Ulica grozy na Pradze. Na Mackiewicza doszło do morderstwa, pobili tu policjanta
Zabójstwo, pobicie policjanta, handel narkotykami w biały dzień. Tak wygląda codzienność na niepozornej uliczce na Pradze. Całymi dniami kręci się tam podejrzane towarzystwo, a do starych pawilonów handlowych nikt o zdrowych zmysłach się nie zbliża.
Mowa o ruinach na rogu ul. Mackiewicza i Targowej. Kiedyś kwitł tu handel.
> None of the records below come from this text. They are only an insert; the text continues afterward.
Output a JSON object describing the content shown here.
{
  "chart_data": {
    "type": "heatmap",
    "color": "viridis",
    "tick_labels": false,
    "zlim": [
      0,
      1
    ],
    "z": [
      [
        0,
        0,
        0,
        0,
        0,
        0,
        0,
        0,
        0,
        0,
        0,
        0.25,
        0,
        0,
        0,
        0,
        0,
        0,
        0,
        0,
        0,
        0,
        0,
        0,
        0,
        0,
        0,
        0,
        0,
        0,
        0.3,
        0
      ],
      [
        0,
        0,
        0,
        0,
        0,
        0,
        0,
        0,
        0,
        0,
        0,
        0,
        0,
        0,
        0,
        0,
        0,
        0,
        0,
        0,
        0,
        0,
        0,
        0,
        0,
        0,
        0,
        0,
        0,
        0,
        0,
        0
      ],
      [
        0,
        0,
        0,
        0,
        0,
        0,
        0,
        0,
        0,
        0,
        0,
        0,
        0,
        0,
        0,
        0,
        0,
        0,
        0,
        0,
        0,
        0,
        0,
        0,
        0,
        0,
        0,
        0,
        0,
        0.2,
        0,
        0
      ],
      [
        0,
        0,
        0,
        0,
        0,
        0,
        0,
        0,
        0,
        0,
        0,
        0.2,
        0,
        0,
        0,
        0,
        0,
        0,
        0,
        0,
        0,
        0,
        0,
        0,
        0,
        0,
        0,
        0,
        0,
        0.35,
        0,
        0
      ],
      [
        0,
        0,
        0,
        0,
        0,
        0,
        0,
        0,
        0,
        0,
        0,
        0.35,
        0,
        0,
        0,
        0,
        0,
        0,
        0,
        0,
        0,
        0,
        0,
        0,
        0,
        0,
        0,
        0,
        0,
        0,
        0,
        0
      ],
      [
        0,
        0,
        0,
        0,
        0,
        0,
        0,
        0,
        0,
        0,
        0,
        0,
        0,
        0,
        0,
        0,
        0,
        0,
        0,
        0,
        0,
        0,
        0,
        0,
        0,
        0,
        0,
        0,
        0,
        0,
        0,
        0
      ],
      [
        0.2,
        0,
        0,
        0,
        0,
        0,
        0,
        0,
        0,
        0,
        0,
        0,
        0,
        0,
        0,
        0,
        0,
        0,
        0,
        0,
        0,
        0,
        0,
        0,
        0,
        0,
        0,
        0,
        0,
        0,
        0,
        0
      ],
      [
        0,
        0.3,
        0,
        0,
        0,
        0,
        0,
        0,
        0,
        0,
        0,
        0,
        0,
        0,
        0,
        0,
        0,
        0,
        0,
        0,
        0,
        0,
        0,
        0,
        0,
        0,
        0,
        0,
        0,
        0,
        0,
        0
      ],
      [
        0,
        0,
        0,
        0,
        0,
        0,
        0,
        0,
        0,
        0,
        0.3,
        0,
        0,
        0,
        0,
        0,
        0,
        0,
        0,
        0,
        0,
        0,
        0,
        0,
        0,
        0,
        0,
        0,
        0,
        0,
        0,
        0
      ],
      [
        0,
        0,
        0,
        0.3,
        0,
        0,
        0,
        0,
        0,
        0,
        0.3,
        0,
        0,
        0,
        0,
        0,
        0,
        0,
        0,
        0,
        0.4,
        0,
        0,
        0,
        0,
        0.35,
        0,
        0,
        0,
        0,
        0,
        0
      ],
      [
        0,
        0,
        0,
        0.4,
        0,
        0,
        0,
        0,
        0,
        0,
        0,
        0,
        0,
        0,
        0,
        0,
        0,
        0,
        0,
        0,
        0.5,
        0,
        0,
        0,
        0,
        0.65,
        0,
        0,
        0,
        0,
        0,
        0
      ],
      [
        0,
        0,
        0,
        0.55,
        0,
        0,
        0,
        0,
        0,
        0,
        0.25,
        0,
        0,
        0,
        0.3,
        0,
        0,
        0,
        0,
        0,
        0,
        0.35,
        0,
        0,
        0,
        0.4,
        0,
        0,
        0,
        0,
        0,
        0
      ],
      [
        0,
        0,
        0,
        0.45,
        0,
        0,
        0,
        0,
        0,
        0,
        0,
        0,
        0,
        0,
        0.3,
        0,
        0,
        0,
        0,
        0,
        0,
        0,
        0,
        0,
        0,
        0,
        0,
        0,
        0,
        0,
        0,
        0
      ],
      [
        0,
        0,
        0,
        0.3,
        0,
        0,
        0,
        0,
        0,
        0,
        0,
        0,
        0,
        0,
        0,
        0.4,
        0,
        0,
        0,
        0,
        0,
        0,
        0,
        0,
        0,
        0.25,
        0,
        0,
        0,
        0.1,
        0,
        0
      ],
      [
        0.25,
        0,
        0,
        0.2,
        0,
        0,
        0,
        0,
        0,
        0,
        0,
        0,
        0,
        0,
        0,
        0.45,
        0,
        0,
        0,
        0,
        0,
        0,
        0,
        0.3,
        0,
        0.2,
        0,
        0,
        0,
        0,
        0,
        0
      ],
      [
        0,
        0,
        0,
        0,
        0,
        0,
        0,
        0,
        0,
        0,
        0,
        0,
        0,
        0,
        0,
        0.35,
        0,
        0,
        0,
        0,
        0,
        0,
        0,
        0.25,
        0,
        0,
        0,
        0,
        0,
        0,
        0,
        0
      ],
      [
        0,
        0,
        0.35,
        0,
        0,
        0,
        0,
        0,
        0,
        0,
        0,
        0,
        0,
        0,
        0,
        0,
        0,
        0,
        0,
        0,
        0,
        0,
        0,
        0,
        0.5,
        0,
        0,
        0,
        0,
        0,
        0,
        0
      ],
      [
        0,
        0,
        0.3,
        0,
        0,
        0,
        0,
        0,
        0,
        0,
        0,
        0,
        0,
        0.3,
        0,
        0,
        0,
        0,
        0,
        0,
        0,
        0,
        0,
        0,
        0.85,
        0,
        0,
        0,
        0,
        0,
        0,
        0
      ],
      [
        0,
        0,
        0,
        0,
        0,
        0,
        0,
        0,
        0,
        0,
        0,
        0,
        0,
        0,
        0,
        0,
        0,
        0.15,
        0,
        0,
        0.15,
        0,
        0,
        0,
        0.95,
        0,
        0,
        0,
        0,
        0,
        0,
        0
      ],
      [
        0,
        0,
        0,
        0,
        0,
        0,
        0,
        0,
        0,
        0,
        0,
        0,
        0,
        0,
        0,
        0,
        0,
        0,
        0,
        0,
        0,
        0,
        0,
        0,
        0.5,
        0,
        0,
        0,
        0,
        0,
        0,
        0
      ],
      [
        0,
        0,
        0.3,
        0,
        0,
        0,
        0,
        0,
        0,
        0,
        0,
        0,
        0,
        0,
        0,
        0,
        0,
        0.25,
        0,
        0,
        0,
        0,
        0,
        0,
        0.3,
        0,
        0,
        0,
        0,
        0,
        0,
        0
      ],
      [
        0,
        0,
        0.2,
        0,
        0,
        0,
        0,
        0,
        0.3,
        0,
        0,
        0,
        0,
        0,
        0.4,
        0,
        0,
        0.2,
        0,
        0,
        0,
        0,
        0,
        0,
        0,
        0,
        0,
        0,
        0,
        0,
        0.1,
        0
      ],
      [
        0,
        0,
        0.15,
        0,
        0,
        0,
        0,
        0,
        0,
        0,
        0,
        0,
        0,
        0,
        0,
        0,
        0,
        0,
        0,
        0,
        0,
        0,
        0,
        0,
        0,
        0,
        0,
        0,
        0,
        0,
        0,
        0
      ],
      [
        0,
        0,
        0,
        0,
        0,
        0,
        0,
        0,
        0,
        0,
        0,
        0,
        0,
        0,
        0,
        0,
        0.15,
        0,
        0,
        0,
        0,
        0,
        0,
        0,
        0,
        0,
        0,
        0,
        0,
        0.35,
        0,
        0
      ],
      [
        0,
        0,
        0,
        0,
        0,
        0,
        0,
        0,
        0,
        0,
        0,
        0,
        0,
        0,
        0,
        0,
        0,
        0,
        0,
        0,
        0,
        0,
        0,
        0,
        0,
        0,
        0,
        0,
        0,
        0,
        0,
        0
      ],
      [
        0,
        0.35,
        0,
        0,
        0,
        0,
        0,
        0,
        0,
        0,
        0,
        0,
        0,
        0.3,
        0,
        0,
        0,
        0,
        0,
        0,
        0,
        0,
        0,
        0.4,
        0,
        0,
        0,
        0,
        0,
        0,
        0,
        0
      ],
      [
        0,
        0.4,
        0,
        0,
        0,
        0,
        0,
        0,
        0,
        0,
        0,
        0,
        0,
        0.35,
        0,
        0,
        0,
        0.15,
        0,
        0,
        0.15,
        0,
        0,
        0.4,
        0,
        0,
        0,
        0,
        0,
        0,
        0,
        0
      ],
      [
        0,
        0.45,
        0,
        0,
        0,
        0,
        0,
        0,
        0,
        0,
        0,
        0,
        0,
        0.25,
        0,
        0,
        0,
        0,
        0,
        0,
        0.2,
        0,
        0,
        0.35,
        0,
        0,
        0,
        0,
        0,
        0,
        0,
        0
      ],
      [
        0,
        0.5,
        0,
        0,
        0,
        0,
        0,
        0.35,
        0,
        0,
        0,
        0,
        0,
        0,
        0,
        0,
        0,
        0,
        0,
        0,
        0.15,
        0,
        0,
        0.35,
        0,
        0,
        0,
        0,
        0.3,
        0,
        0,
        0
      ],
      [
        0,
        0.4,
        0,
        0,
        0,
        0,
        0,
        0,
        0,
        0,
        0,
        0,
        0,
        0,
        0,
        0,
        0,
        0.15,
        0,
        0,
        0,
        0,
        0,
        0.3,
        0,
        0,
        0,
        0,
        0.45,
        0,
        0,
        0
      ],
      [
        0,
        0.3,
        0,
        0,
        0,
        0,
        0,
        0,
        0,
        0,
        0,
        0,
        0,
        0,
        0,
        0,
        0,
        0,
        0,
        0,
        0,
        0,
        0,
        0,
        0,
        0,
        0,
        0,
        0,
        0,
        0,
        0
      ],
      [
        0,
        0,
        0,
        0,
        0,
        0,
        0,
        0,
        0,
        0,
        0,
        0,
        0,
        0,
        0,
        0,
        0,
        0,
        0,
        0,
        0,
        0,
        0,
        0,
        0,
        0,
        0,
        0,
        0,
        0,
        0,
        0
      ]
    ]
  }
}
Pawilony powstały za czasów PRL i przez lata zajmowali je drobni przedsiębiorcy. Ci jednak zniknęli, bo miasto miało zbudować tu drogę, która połączy gotowe już odcinki Trasy Świętokrzyskiej. Przedsiębiorcy się zwinęli, a prace nie ruszyły. W tym czasie pustostany popadły w ruinę i zajęli je ludzie spod ciemnej gwiazdy.
Teren, na którym straszą zdemolowane budynki, należy do miasta. To pas między ul. Mackiewicza, a nasypem kolejowym oddzielającym Szmulowiznę od Kamionka. Władze zapewniają, że problem patologicznej okolicy niebawem zniknie. - Dzielnica podjęła działania w celu poprawy bezpieczeństwa. Oprócz stałego kontaktu ze służbami i monitorowania miejsca podjęliśmy decyzję o wyburzeniu starych pawilonów handlowych przy ul. Targowej 18. Prace już ruszyły – mówi rzecznik Pragi-Północ Mateusz Kędzierski. Na razie teren został tylko wygrodzony, a pawilony dalej stoją. Firma, która podejmie się rozbiórki ma 180 dni na wykonanie umowy. Patologiczne centrum Pragi powinno więc zniknąć do końca roku. Nie jest jednak jasne, kiedy uda się zbudować brakujący odcinek drogi. - Czekamy na obiecane od rządu pieniądze - tłumaczy Kędzierski. Chodzi o 3 mld zł dla Warszawy obiecane na początku roku przez premiera Mateusza Morawieckiego. Na razie miasto tych pieniędzy nie dostało.